Please tell me what to do. Should I leave him and go on with my life or do the foolish things that I am doing right now?

Dear Ben: Your letter includes a number of issues involving relationships. First off; if you are still in your late thirties, but have been in this relationship for twenty-three years that means you entered it in your teens. Personally, I think that is way too early to make lifetime commitments. People have not grown into themselves at that age and there is huge potential to grow divergently. Any relationship started at that age is unlikely to be permanent, so it is possible that it is just time for you to move on.

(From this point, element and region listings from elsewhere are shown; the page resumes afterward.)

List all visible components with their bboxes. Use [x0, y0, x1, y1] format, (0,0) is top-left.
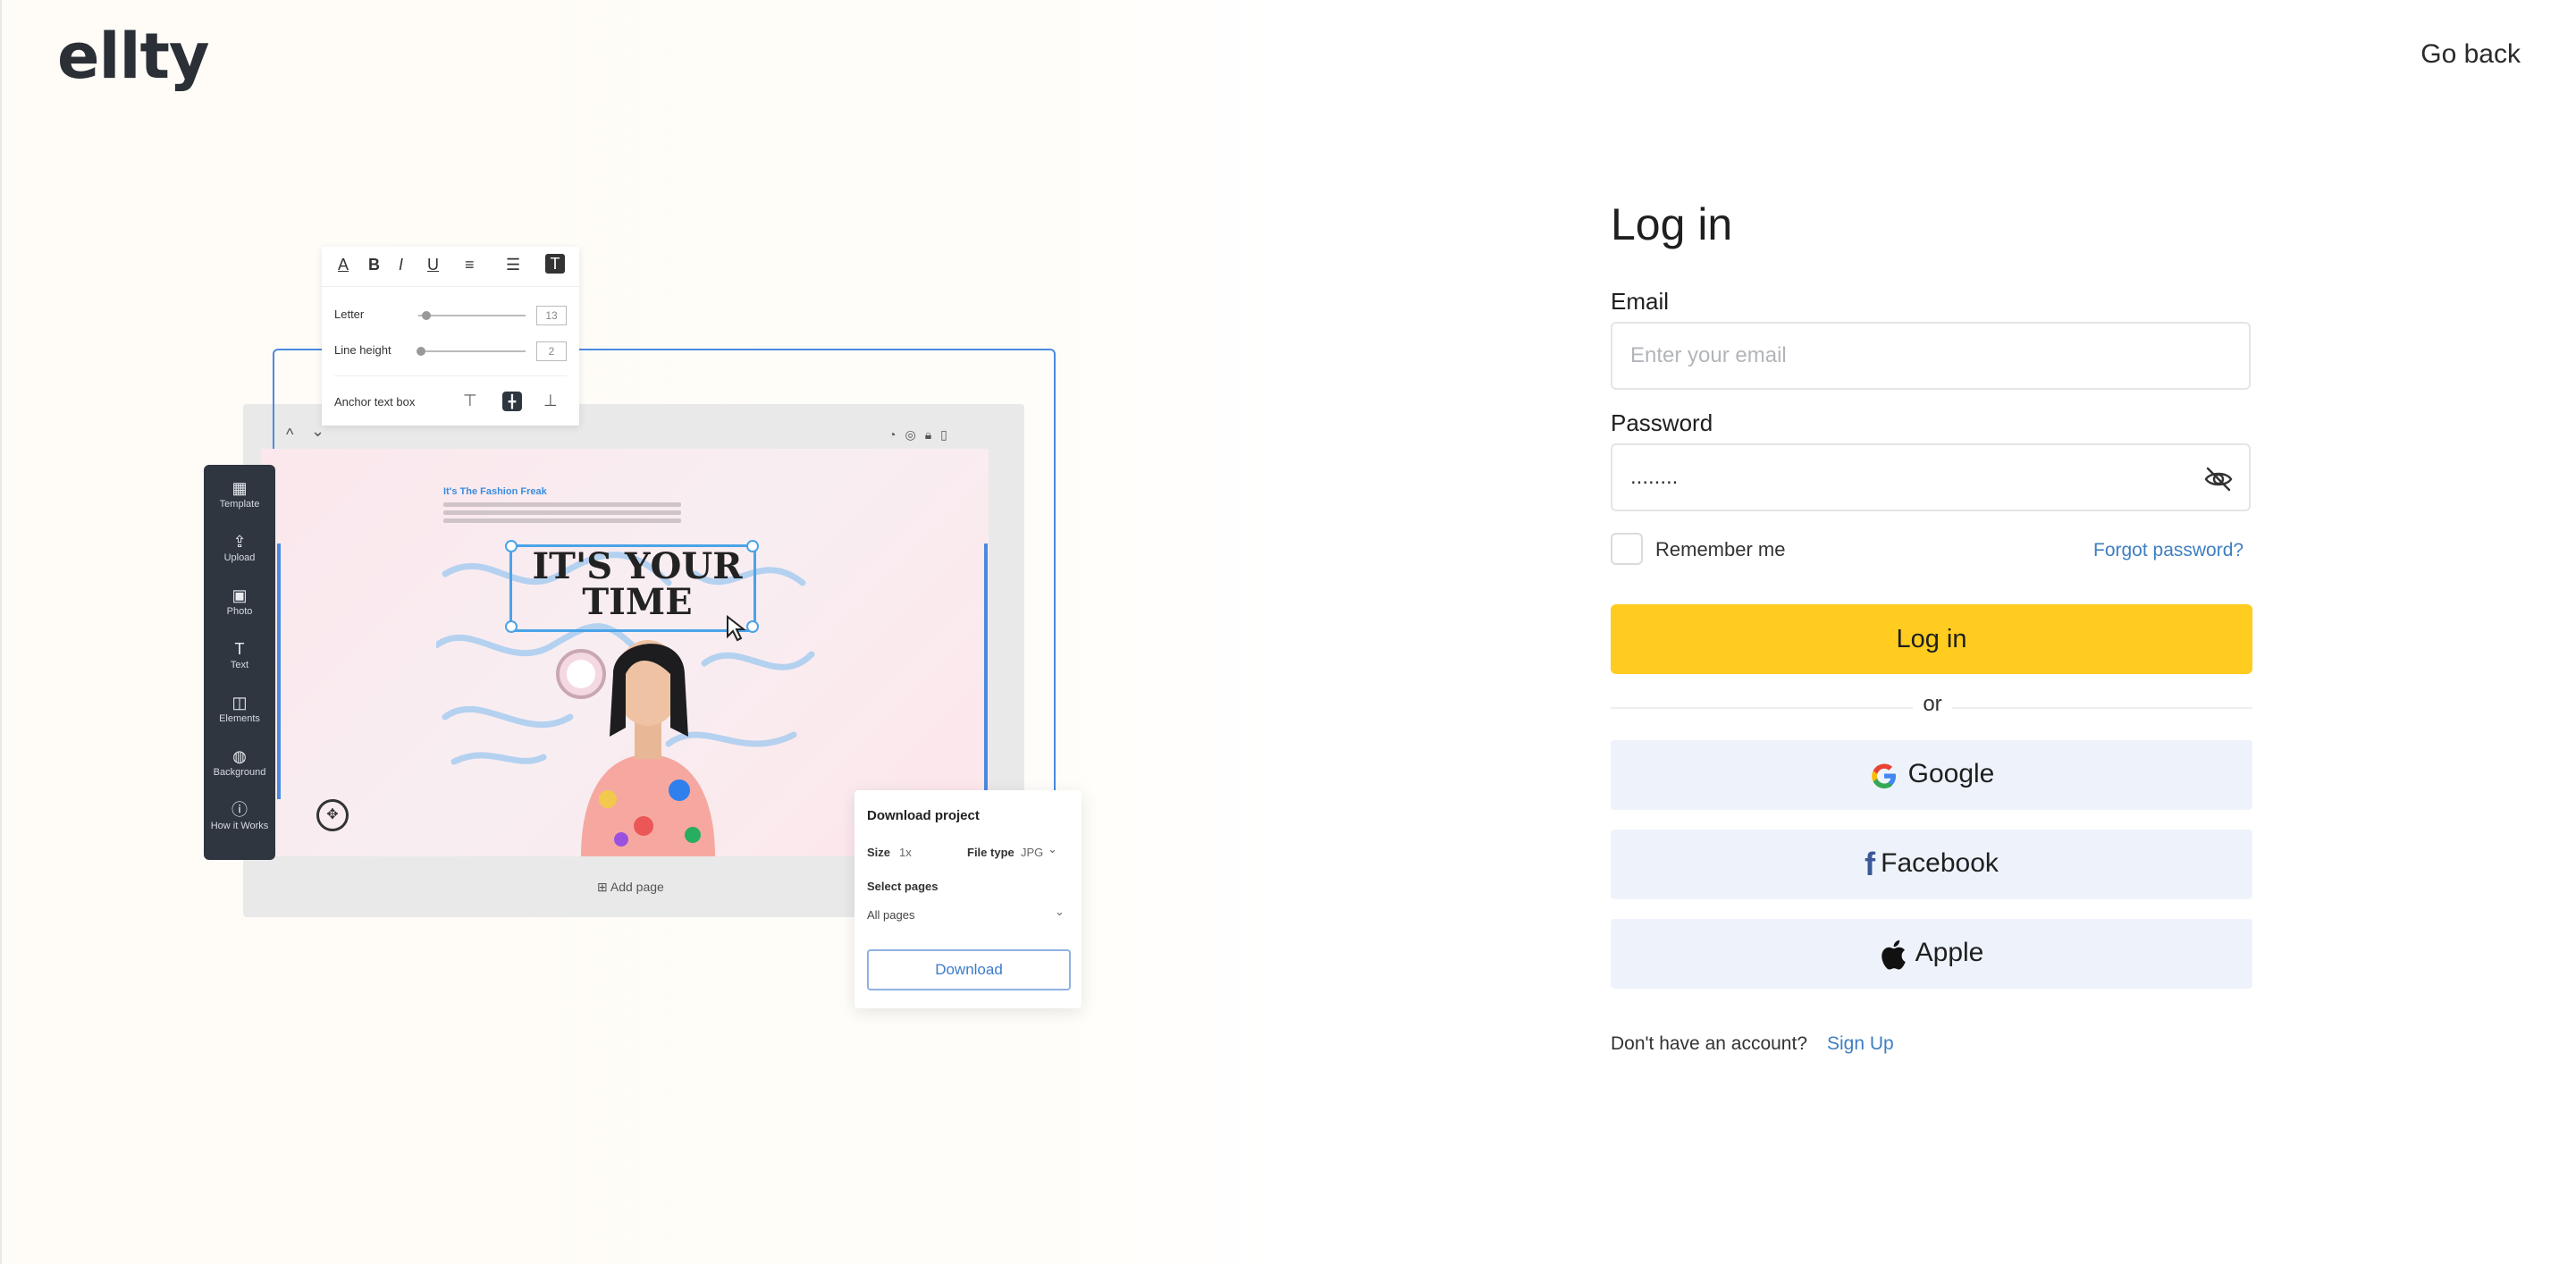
- duplicate-icon: ◎: [905, 427, 925, 442]
- remember-me-label[interactable]: Remember me: [1655, 538, 1785, 561]
- background-icon: ◍: [232, 747, 247, 765]
- sidebar-item-text[interactable]: T Text: [204, 640, 275, 670]
- canvas-action-icons: ◔◎🔒︎▯: [888, 427, 956, 442]
- login-button[interactable]: Log in: [1611, 604, 2252, 674]
- password-label: Password: [1611, 409, 1713, 436]
- add-page-button[interactable]: ⊞ Add page: [597, 880, 664, 895]
- apple-icon: [1881, 940, 1906, 970]
- google-login-button[interactable]: Google: [1611, 740, 2252, 810]
- trash-icon: ▯: [940, 427, 956, 442]
- selection-edge-right: [984, 544, 988, 794]
- page-title: Log in: [1611, 199, 1733, 249]
- facebook-icon: f: [1865, 846, 1876, 882]
- underline-button[interactable]: U: [427, 256, 439, 274]
- apple-login-button[interactable]: Apple: [1611, 919, 2252, 989]
- sidebar-item-photo[interactable]: ▣ Photo: [204, 586, 275, 617]
- letter-spacing-knob[interactable]: [422, 311, 431, 320]
- email-label: Email: [1611, 288, 1670, 315]
- chevron-down-icon[interactable]: ⌄: [1048, 842, 1057, 856]
- no-account-text: Don't have an account?: [1611, 1033, 1807, 1054]
- resize-handle: [505, 540, 518, 552]
- resize-handle: [505, 620, 518, 633]
- list-button[interactable]: ☰: [506, 256, 520, 274]
- download-button[interactable]: Download: [867, 949, 1071, 990]
- lock-icon: 🔒︎: [924, 427, 941, 442]
- email-field[interactable]: [1612, 324, 2220, 388]
- eye-off-icon[interactable]: [2202, 463, 2235, 495]
- remember-me-checkbox[interactable]: [1611, 533, 1643, 565]
- italic-button[interactable]: I: [399, 256, 403, 274]
- google-icon: [1871, 763, 1896, 788]
- letter-spacing-value[interactable]: 13: [536, 306, 567, 325]
- file-type-value[interactable]: JPG: [1021, 846, 1043, 859]
- size-label: Size: [867, 846, 891, 859]
- anchor-label: Anchor text box: [334, 395, 416, 409]
- canvas-body-text: [443, 502, 681, 527]
- chevron-up-icon: ^: [286, 426, 294, 443]
- font-color-button[interactable]: A: [338, 256, 349, 274]
- pages-select[interactable]: All pages: [867, 908, 914, 922]
- chevron-down-icon[interactable]: ⌄: [1055, 905, 1065, 919]
- sidebar-item-upload[interactable]: ⇪ Upload: [204, 533, 275, 563]
- photo-icon: ▣: [232, 586, 248, 604]
- editor-sidebar: ▦ Template ⇪ Upload ▣ Photo T Text ◫ Elements…: [204, 465, 275, 860]
- move-icon[interactable]: ✥: [316, 799, 349, 831]
- or-label: or: [1913, 692, 1952, 717]
- password-field-container: [1611, 443, 2251, 511]
- panel-divider: [334, 375, 567, 376]
- line-height-slider[interactable]: [418, 350, 526, 352]
- line-height-knob[interactable]: [417, 347, 425, 356]
- forgot-password-link[interactable]: Forgot password?: [2093, 540, 2243, 561]
- download-panel: Download project Size 1x File type JPG ⌄…: [854, 790, 1082, 1008]
- letter-spacing-label: Letter: [334, 308, 365, 321]
- upload-icon: ⇪: [232, 533, 247, 551]
- bold-button[interactable]: B: [368, 256, 380, 274]
- email-field-container: [1611, 322, 2251, 390]
- editor-illustration: ^ ⌄ ◔◎🔒︎▯ It's The Fashion Freak IT'S YO…: [0, 0, 1287, 1264]
- template-icon: ▦: [232, 479, 248, 497]
- info-icon: ⓘ: [232, 801, 248, 819]
- sign-up-link[interactable]: Sign Up: [1827, 1033, 1894, 1055]
- letter-spacing-slider[interactable]: [418, 315, 526, 316]
- line-height-label: Line height: [334, 343, 391, 357]
- facebook-login-button[interactable]: f Facebook: [1611, 830, 2252, 899]
- sidebar-item-template[interactable]: ▦ Template: [204, 479, 275, 510]
- canvas-small-title: It's The Fashion Freak: [443, 486, 547, 497]
- line-height-value[interactable]: 2: [536, 341, 567, 361]
- sidebar-item-background[interactable]: ◍ Background: [204, 747, 275, 778]
- format-toolbar: A B I U ≡ ☰ T: [322, 247, 579, 287]
- model-photo: [556, 640, 715, 856]
- size-value[interactable]: 1x: [899, 846, 912, 859]
- go-back-link[interactable]: Go back: [2420, 39, 2521, 70]
- file-type-label: File type: [967, 846, 1014, 859]
- copy-icon: ◔: [888, 427, 905, 442]
- text-style-button[interactable]: T: [545, 254, 565, 274]
- select-pages-label: Select pages: [867, 880, 939, 893]
- password-field[interactable]: [1612, 445, 2220, 510]
- text-settings-panel: A B I U ≡ ☰ T Letter 13 Line height 2 An…: [322, 247, 579, 426]
- download-panel-title: Download project: [867, 808, 980, 823]
- anchor-bottom-icon[interactable]: ⊥: [543, 392, 558, 410]
- sidebar-item-elements[interactable]: ◫ Elements: [204, 694, 275, 724]
- anchor-middle-icon[interactable]: ╋: [502, 392, 522, 411]
- selection-edge-left: [277, 544, 281, 799]
- anchor-top-icon[interactable]: ⊤: [463, 392, 477, 410]
- canvas-headline: IT'S YOUR TIME: [532, 545, 743, 623]
- text-icon: T: [234, 640, 245, 658]
- sidebar-item-how-it-works[interactable]: ⓘ How it Works: [204, 801, 275, 831]
- plus-square-icon: ⊞: [597, 880, 610, 894]
- align-button[interactable]: ≡: [465, 256, 475, 274]
- elements-icon: ◫: [232, 694, 248, 712]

But maybe you guys are among those rare people who find Mr. Right very early and are right to go through life growing together. If that is the case then you’ll still have to deal with the normal evolution of a gay relationship. In my experience, most gay men who maintain long-term relationships successfully come to understand that sex and love are two separate things. Once you have been together for years you begin to understand that a bit of recreational sex on the side is not a threat to your long-term primary relationship. You can get past sexual jealousy and possessiveness to a point of trust. Recreational sex takes on a role similar to any other recreational activity your partner participates in separately from you. Just as you would wish him to enjoy a film he attended without you, you should accept a bit of outside recreational sex.

In your letter I note that only your lover is having outside sex despite the fact that lots of other men want you. This nails down the primary problem for me. You and your lover need to have an honest relationship understanding that which makes both of you happy. My prescription would be that you also start participating in a bit of recreational sex outside your relationship and that this be done in the context of both of you understanding that the relationship is now ‘open’. It is impossible for two people to satisfy each other’s every sexual need for a lifetime. If you still want to have sex with him, perhaps you could try it with the spice of an added third.

If you have been together for twenty-three years you must have many successful things in your partnership. If you need to go outside your relationship to fulfill just one aspect of your life (sex) you are not doing too bad. Consider what percentage of your life you expect to spend having sex compared to all the other things you do successfully in a day with this man.

Single life is not all it’s cracked up to be: ask your single friends. Personally I think that a long-term open relationship is the ideal gay arrangement.


From: LuvAsian
Subject: Question on herpes
Question: I have read your column and other material on STDs but I am still a little confused. I have two questions: what STD is one at danger of contracting through oral sex? Is there a difference in giving and receiving? And if someone has herpes, is any physical contact enough to give someone else the virus? I do not have herpes, and have heard conflicting info. For example, if someone I want to give a hand job to has warts on their penis and I touch them will I get herpes?

Dear LuvAsian: It is possible to pick up various STDs from almost any sex act. This is why we use the terms ‘high risk’ and ‘low risk’, but rarely the term ‘no risk’.

With oral sex you have the possibility of contracting HIV, herpes, syphilis, gonorrhea, etc. Receiving oral sex is somewhat less risky that giving it. Herpes is most likely to be spread when the carrier has active blisters. It is possible for it to be spread at other times, but generally if there are no blisters there is minimal chance of infection. Warts are something entirely different than herpes. You might get warts from that exposure but not herpes.

Transmission of most of these things can be prevented by the use of condoms. As well, the liberal use of soap and water after exposure can help in some of these cases, such as exposure to warts. There are various medical treatments for these different conditions, and you should immediately see a doctor if you exhibit any symptoms.